My doctor always told me that calories really do count, and it’s virtually impossible to lose weight with just exercise.
Ready to jump off the calorie-counting bandwagon? Here's what to do instead:
- Instead of counting calories, eat smaller portions. It may seem like a basic concept, but it's easy to forget that bigger portions have more calories. Most of us gauge a serving as "the amount we're used to eating," a recent study found. That would be restaurant food -- where meals are served on platters, not plates. And the more we look at (and eat) huge portions of food, the more we see them as normal -- to the point of serving ourselves the same amounts at home. Unfortunately, studies show that when we're served more, we tend to eat it. When researchers from the University of Illinois, Urbana-Champaign served subjects bigger helpings, people ate up to 45% more food. One caveat: there's no reason to eat fewer vegetables; they're much less calorie dense than other foods (they contain fewer calories per gram). A cup of raw broccoli, for example, contains only 31 calories, while the same amount of chocolate ice cream boasts close to 285.

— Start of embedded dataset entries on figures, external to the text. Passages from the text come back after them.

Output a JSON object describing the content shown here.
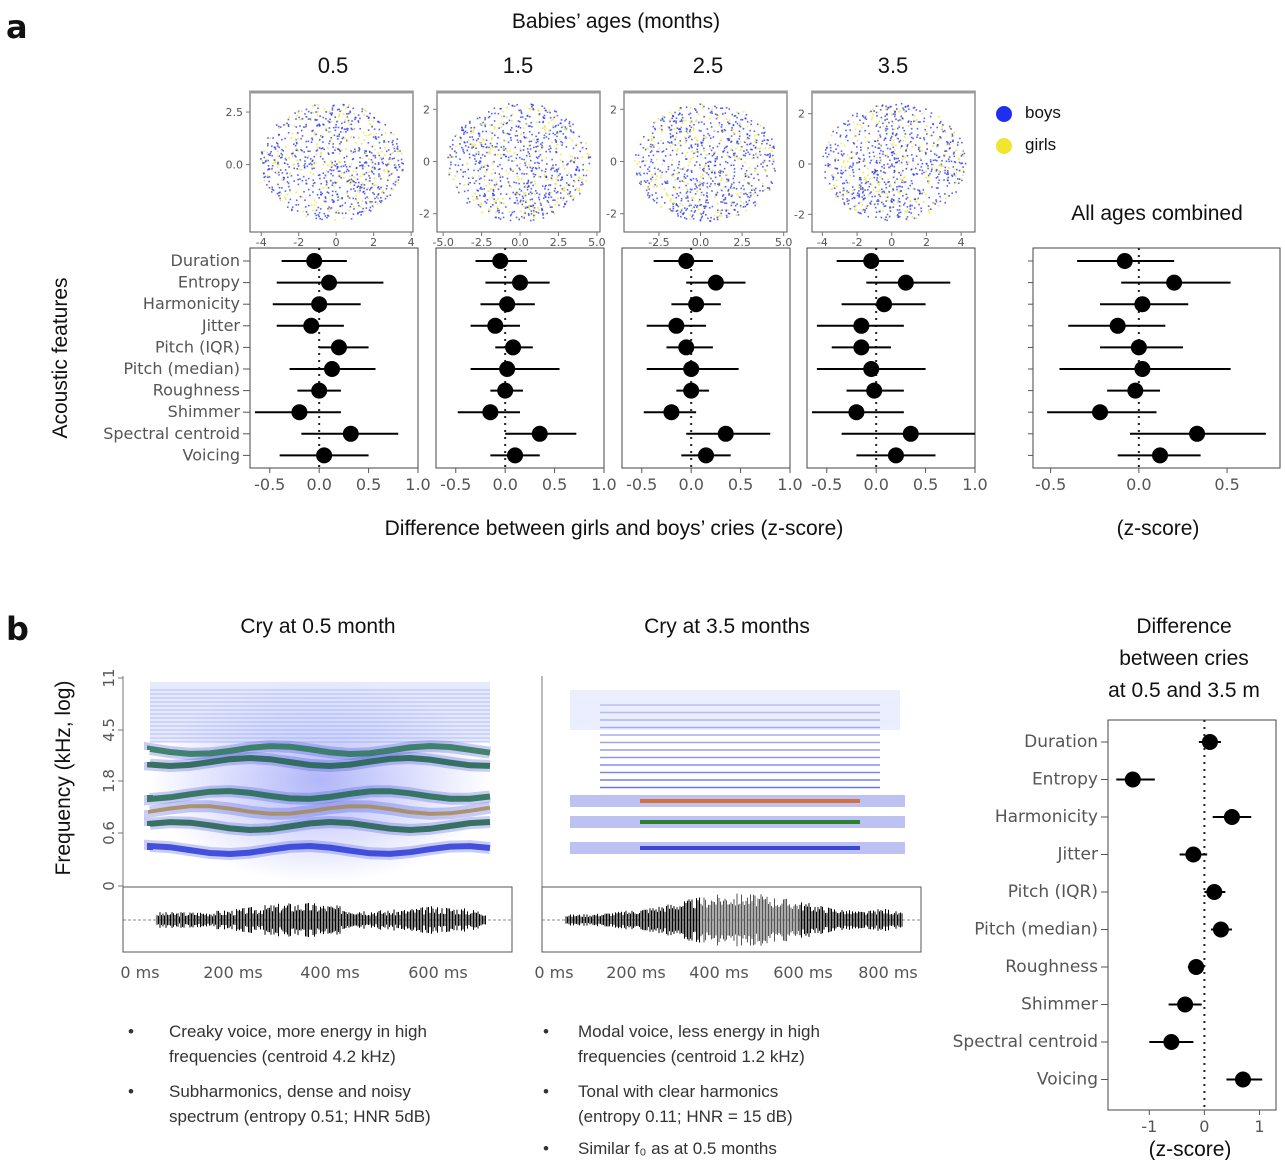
{
  "panel_labels": {
    "a": "a",
    "b": "b"
  },
  "header": {
    "ages_title": "Babies’ ages (months)",
    "all_ages_title": "All ages combined"
  },
  "legend": [
    {
      "label": "boys",
      "color": "#1f2ff0"
    },
    {
      "label": "girls",
      "color": "#f2e530"
    }
  ],
  "a_axes": {
    "ylabel": "Acoustic features",
    "xlabel": "Difference between girls and boys’ cries (z-score)",
    "combined_xlabel": "(z-score)"
  },
  "b_text": {
    "title_left": "Cry at 0.5 month",
    "title_mid": "Cry at 3.5 months",
    "title_right": [
      "Difference",
      "between cries",
      "at 0.5 and 3.5 m"
    ],
    "freq_ylabel": "Frequency (kHz, log)",
    "freq_ticks": [
      "11",
      "4.5",
      "1.8",
      "0.6",
      "0"
    ],
    "time_ticks_left": [
      "0 ms",
      "200 ms",
      "400 ms",
      "600 ms"
    ],
    "time_ticks_mid": [
      "0 ms",
      "200 ms",
      "400 ms",
      "600 ms",
      "800 ms"
    ],
    "right_xlabel": "(z-score)",
    "bullets_left": [
      [
        "Creaky voice, more energy in high",
        "frequencies (centroid 4.2 kHz)"
      ],
      [
        "Subharmonics, dense and noisy",
        "spectrum (entropy 0.51; HNR 5dB)"
      ]
    ],
    "bullets_mid": [
      [
        "Modal voice, less energy in high",
        "frequencies (centroid 1.2 kHz)"
      ],
      [
        "Tonal with clear harmonics",
        "(entropy 0.11; HNR = 15 dB)"
      ],
      [
        "Similar f₀ as at 0.5 months"
      ]
    ]
  },
  "chart_data": [
    {
      "type": "scatter",
      "ages": [
        "0.5",
        "1.5",
        "2.5",
        "3.5"
      ],
      "series": [
        {
          "name": "boys"
        },
        {
          "name": "girls"
        }
      ],
      "umap_panels": [
        {
          "age": "0.5",
          "xticks": [
            -4,
            -2,
            0,
            2,
            4
          ],
          "yticks": [
            2.5,
            0.0
          ],
          "ytick_labels": [
            "2.5",
            "0.0"
          ]
        },
        {
          "age": "1.5",
          "xticks": [
            -5.0,
            -2.5,
            0.0,
            2.5,
            5.0
          ],
          "yticks": [
            2,
            0,
            -2
          ],
          "ytick_labels": [
            "2",
            "0",
            "-2"
          ]
        },
        {
          "age": "2.5",
          "xticks": [
            -2.5,
            0.0,
            2.5,
            5.0
          ],
          "yticks": [
            2,
            0,
            -2
          ],
          "ytick_labels": [
            "2",
            "0",
            "-2"
          ]
        },
        {
          "age": "3.5",
          "xticks": [
            -4,
            -2,
            0,
            2,
            4
          ],
          "yticks": [
            2,
            0,
            -2
          ],
          "ytick_labels": [
            "2",
            "0",
            "-2"
          ]
        }
      ]
    },
    {
      "type": "scatter",
      "subtype": "forest",
      "features": [
        "Duration",
        "Entropy",
        "Harmonicity",
        "Jitter",
        "Pitch (IQR)",
        "Pitch (median)",
        "Roughness",
        "Shimmer",
        "Spectral centroid",
        "Voicing"
      ],
      "xlim": [
        -0.7,
        1.0
      ],
      "xticks": [
        -0.5,
        0.0,
        0.5,
        1.0
      ],
      "xtick_labels": [
        "-0.5",
        "0.0",
        "0.5",
        "1.0"
      ],
      "panels": [
        {
          "age": "0.5",
          "estimate": [
            -0.05,
            0.1,
            0.0,
            -0.08,
            0.2,
            0.13,
            0.0,
            -0.2,
            0.32,
            0.05
          ],
          "lower": [
            -0.38,
            -0.43,
            -0.47,
            -0.43,
            0.0,
            -0.3,
            -0.22,
            -0.65,
            -0.18,
            -0.4
          ],
          "upper": [
            0.28,
            0.65,
            0.42,
            0.25,
            0.5,
            0.57,
            0.22,
            0.22,
            0.8,
            0.5
          ]
        },
        {
          "age": "1.5",
          "estimate": [
            -0.05,
            0.15,
            0.02,
            -0.1,
            0.08,
            0.02,
            0.0,
            -0.15,
            0.35,
            0.1
          ],
          "lower": [
            -0.3,
            -0.2,
            -0.25,
            -0.35,
            -0.1,
            -0.35,
            -0.15,
            -0.48,
            0.0,
            -0.15
          ],
          "upper": [
            0.22,
            0.45,
            0.3,
            0.15,
            0.28,
            0.55,
            0.18,
            0.15,
            0.72,
            0.35
          ]
        },
        {
          "age": "2.5",
          "estimate": [
            -0.05,
            0.25,
            0.05,
            -0.15,
            -0.05,
            0.0,
            0.0,
            -0.2,
            0.35,
            0.15
          ],
          "lower": [
            -0.38,
            -0.05,
            -0.2,
            -0.45,
            -0.25,
            -0.45,
            -0.15,
            -0.48,
            -0.05,
            -0.1
          ],
          "upper": [
            0.22,
            0.55,
            0.3,
            0.15,
            0.22,
            0.48,
            0.18,
            0.05,
            0.8,
            0.4
          ]
        },
        {
          "age": "3.5",
          "estimate": [
            -0.05,
            0.3,
            0.08,
            -0.15,
            -0.15,
            -0.05,
            -0.02,
            -0.2,
            0.35,
            0.2
          ],
          "lower": [
            -0.4,
            -0.1,
            -0.35,
            -0.6,
            -0.45,
            -0.6,
            -0.3,
            -0.65,
            -0.35,
            -0.2
          ],
          "upper": [
            0.28,
            0.75,
            0.5,
            0.28,
            0.15,
            0.5,
            0.28,
            0.28,
            1.0,
            0.6
          ]
        }
      ]
    },
    {
      "type": "scatter",
      "subtype": "forest",
      "title": "All ages combined",
      "xlabel": "(z-score)",
      "xlim": [
        -0.6,
        0.8
      ],
      "xticks": [
        -0.5,
        0.0,
        0.5
      ],
      "xtick_labels": [
        "-0.5",
        "0.0",
        "0.5"
      ],
      "features": [
        "Duration",
        "Entropy",
        "Harmonicity",
        "Jitter",
        "Pitch (IQR)",
        "Pitch (median)",
        "Roughness",
        "Shimmer",
        "Spectral centroid",
        "Voicing"
      ],
      "estimate": [
        -0.08,
        0.2,
        0.02,
        -0.12,
        0.0,
        0.02,
        -0.02,
        -0.22,
        0.33,
        0.12
      ],
      "lower": [
        -0.35,
        -0.1,
        -0.22,
        -0.4,
        -0.22,
        -0.45,
        -0.18,
        -0.52,
        -0.05,
        -0.12
      ],
      "upper": [
        0.2,
        0.52,
        0.28,
        0.15,
        0.25,
        0.52,
        0.12,
        0.1,
        0.72,
        0.35
      ]
    },
    {
      "type": "scatter",
      "subtype": "forest",
      "title": "Difference between cries at 0.5 and 3.5 m",
      "xlabel": "(z-score)",
      "xlim": [
        -1.75,
        1.3
      ],
      "xticks": [
        -1,
        0,
        1
      ],
      "xtick_labels": [
        "-1",
        "0",
        "1"
      ],
      "features": [
        "Duration",
        "Entropy",
        "Harmonicity",
        "Jitter",
        "Pitch (IQR)",
        "Pitch (median)",
        "Roughness",
        "Shimmer",
        "Spectral centroid",
        "Voicing"
      ],
      "estimate": [
        0.1,
        -1.3,
        0.5,
        -0.2,
        0.18,
        0.3,
        -0.15,
        -0.35,
        -0.6,
        0.7
      ],
      "lower": [
        -0.1,
        -1.6,
        0.15,
        -0.45,
        0.0,
        0.12,
        -0.3,
        -0.65,
        -1.0,
        0.4
      ],
      "upper": [
        0.3,
        -0.9,
        0.85,
        0.05,
        0.38,
        0.5,
        0.0,
        -0.05,
        -0.2,
        1.05
      ]
    }
  ]
}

- Instead of counting calories, choose foods that use more calories. Some foods require more energy than others to digest and metabolize, says John Berardi, PhD, CSCS, president of Precision Nutrition, and author of The Metabolism Advantage. We call this the thermic effect of food, Aldana says. The difference is very small, he cautions, just a few calorie's difference, for example, to eat a slice of bread made from whole grains vs. one made from refined flour. (Refined flour digests easily, leaving you with the full 4 calories per gram, while whole grains use up part of their 4 calories per gram during the digestion process, he says.). For example, if a woman were to start eating only foods that take a lot of work to digest (high-fiber, protein foods) she might save about 12 to 15 calories per day, the same amount she could expend by walking for about four minutes. But for some people -- especially those stuck in sedentary jobs or crunched for time -- it just may be worth it. Besides, foods that take more work to digest, like those high in fiber, tend to be those that are better for you. And choosing the best nourishment for your body is a much healthier food focus than counting calories.

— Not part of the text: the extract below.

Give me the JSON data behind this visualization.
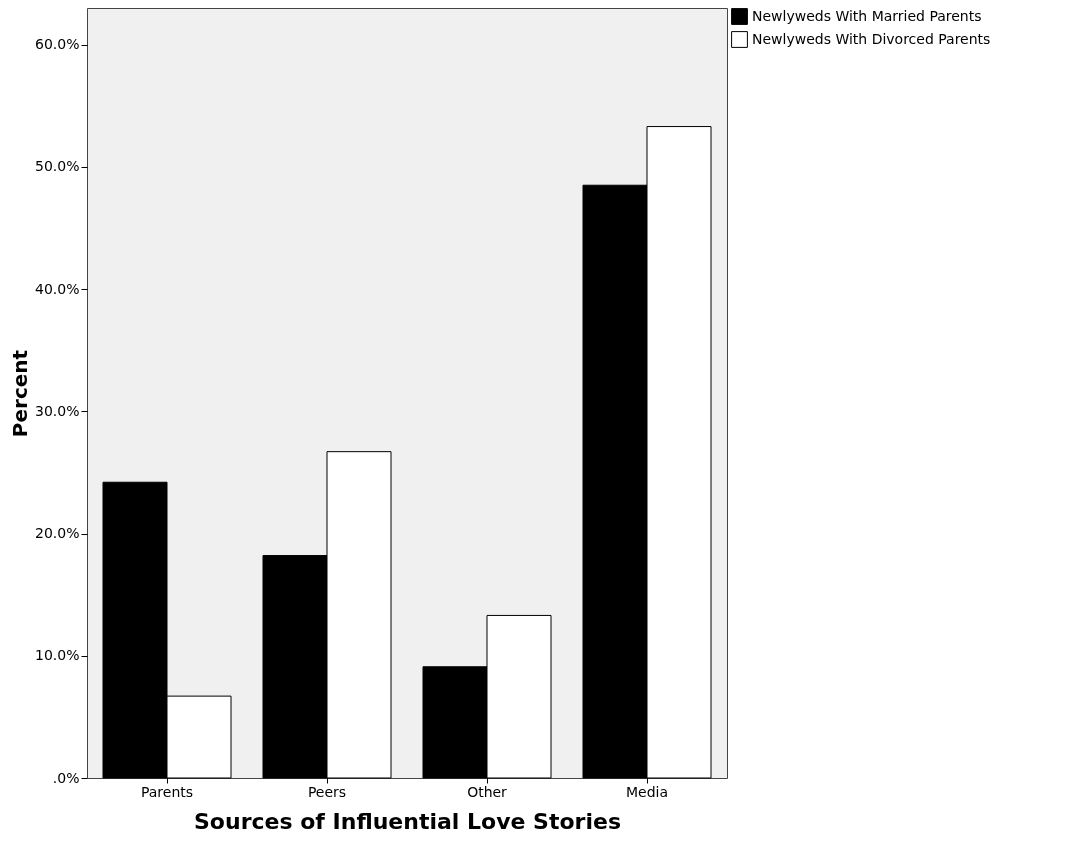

- Instead of counting calories, make sure you consume the right kind. Nearly one-quarter of Americans' calorie intake comes from sweets, desserts, soft drinks, and alcoholic beverages, research from the University of California, Berkeley notes. Another 5% comes from salty snacks and fruit-flavored drinks. Nutrient-rich fruits and vegetables, on the other hand, contribute only 10% to the average American's calorie budget. "When it comes strictly to weight loss, a calorie is a calorie, Klein says. However, when it comes to your health, it's best not to blow your calorie budget on foods that lack nutrients. Nutrient-dense choices like fruit, vegetables, and whole grains can help prevent heart disease, cancer, and diabetes, while those lacking in nutrients, like candy, soft drinks and white bread can contribute to a whole host of health problems.